Like all the brothers, Henry was encouraged by his father to base his work on painstaking study of nature. In 1851, the year his father died, he enrolled at the York School of Design, but in 1852 he moved to London, where he studied briefly at the Royal Academy Schools. Three years later he was joined by Albert, both brothers settling in the metropolis for life. In 1865 Henry supported the first watercolour exhibition at the Dudley Gallery, and in 1876 he became an assocaiate of the Old Watercolour Society, graduating to full membership four years later. The Royal Academy, where he had exhibited regularly since 1853, made him an associate in 1885 and a member in 1893, two years before his death. He was the only one of the Moore brothers to find such recognition in Burlington House.

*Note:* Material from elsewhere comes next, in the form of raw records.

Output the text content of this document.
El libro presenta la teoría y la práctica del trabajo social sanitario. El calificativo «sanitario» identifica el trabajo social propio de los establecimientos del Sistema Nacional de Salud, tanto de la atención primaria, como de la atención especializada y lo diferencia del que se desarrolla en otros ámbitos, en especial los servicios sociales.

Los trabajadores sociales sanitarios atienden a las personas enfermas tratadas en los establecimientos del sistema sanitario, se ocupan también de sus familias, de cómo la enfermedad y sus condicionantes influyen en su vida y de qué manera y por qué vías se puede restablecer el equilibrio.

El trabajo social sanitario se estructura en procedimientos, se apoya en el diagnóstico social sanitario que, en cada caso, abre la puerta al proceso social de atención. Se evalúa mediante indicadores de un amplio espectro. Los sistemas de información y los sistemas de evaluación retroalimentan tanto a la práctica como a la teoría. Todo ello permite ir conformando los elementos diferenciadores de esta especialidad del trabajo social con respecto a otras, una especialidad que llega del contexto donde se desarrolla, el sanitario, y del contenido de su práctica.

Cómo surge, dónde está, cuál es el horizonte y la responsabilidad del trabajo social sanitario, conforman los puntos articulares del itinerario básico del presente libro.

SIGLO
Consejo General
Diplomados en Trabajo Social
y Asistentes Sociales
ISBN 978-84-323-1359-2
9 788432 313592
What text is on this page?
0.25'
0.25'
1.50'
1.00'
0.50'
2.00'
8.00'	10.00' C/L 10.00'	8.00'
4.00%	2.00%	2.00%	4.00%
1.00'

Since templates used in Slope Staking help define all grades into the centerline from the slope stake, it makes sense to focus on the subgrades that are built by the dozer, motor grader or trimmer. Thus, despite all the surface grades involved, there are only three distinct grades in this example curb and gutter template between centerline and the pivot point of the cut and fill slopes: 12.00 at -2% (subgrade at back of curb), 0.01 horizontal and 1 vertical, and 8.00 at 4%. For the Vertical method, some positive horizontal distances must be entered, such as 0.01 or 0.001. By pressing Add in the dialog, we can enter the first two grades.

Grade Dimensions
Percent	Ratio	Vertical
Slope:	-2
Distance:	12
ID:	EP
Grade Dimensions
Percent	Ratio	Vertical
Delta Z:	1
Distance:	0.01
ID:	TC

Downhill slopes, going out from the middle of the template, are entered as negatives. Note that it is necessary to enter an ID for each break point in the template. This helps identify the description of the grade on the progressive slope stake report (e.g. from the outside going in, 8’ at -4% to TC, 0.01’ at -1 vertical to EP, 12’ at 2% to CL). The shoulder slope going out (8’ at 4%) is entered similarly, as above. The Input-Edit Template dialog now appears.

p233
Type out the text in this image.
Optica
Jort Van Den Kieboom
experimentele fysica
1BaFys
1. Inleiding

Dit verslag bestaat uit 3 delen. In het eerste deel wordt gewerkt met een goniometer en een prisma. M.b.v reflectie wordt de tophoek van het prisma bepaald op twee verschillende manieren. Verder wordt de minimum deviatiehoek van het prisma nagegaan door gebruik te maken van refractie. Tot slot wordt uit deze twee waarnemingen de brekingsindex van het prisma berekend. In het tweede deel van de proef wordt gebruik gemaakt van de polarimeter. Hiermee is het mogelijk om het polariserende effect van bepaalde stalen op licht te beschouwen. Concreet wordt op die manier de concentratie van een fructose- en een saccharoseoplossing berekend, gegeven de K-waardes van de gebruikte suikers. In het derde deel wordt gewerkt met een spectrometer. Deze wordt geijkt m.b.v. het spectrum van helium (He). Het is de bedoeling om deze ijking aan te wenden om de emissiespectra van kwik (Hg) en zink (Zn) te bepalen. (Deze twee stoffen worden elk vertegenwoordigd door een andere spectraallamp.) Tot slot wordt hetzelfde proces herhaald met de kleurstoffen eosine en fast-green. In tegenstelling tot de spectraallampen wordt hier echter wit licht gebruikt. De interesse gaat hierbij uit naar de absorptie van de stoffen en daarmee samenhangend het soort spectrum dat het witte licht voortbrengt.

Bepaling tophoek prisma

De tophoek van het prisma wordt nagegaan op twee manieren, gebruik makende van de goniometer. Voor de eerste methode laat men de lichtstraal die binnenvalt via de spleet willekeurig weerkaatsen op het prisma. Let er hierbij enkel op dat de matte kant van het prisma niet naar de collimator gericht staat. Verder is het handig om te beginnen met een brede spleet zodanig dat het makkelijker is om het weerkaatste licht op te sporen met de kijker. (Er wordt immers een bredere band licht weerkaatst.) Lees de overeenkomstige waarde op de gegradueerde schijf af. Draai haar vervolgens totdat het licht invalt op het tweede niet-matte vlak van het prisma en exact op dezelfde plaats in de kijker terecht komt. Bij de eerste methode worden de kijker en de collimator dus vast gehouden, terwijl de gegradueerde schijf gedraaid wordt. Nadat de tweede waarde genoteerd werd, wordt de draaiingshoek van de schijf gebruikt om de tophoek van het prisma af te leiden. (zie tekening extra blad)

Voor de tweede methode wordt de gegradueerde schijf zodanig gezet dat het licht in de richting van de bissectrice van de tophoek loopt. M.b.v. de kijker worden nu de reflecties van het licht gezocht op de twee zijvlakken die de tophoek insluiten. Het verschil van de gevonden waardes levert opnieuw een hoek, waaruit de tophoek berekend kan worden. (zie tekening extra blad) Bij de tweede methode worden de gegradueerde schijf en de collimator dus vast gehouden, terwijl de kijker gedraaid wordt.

A Highland Stream dates from 1867 and is characteristic of Henry's early work in watercolour, betraying the impact of his father's training as well as the influence of Ruskin. The fourth volume of Modern Painters (1856) had inspired Henry to visit Switzerland to paint Alpine scenery, and the following year Ruskin had praised one of the results in Academy Notes. A significant link between our picture and this formative period is Henry's oil painting A Mountain Torrent of 1859 (private collection; illustrated in Robin Asleson, Albert Moore, London, 2000, p. 14), in which the watercolour's subject and composition are startlingly anticipated. There is also an interesting parallel in the early work of Albert Moore, which shows an even greater devotion to Pre-Raphaelite detail. The most famous example is the Study of an Ash Trunk of 1857 (Ashmolean Museum, Oxford; illustrated in Asleson, p. 17), but more relevant here is a slightly later watercolour in the same collection, Waterfall in the Lake District (Asleson, p. 16). Again the subject is similar, although it says much about the brothers' artistic priorities that while Henry's approach is essentially naturalistic, Albert, although working nearly a decade earlier, already shows himself alive to qualities of pattern and abstraction that would later become dominant in his figure compositions.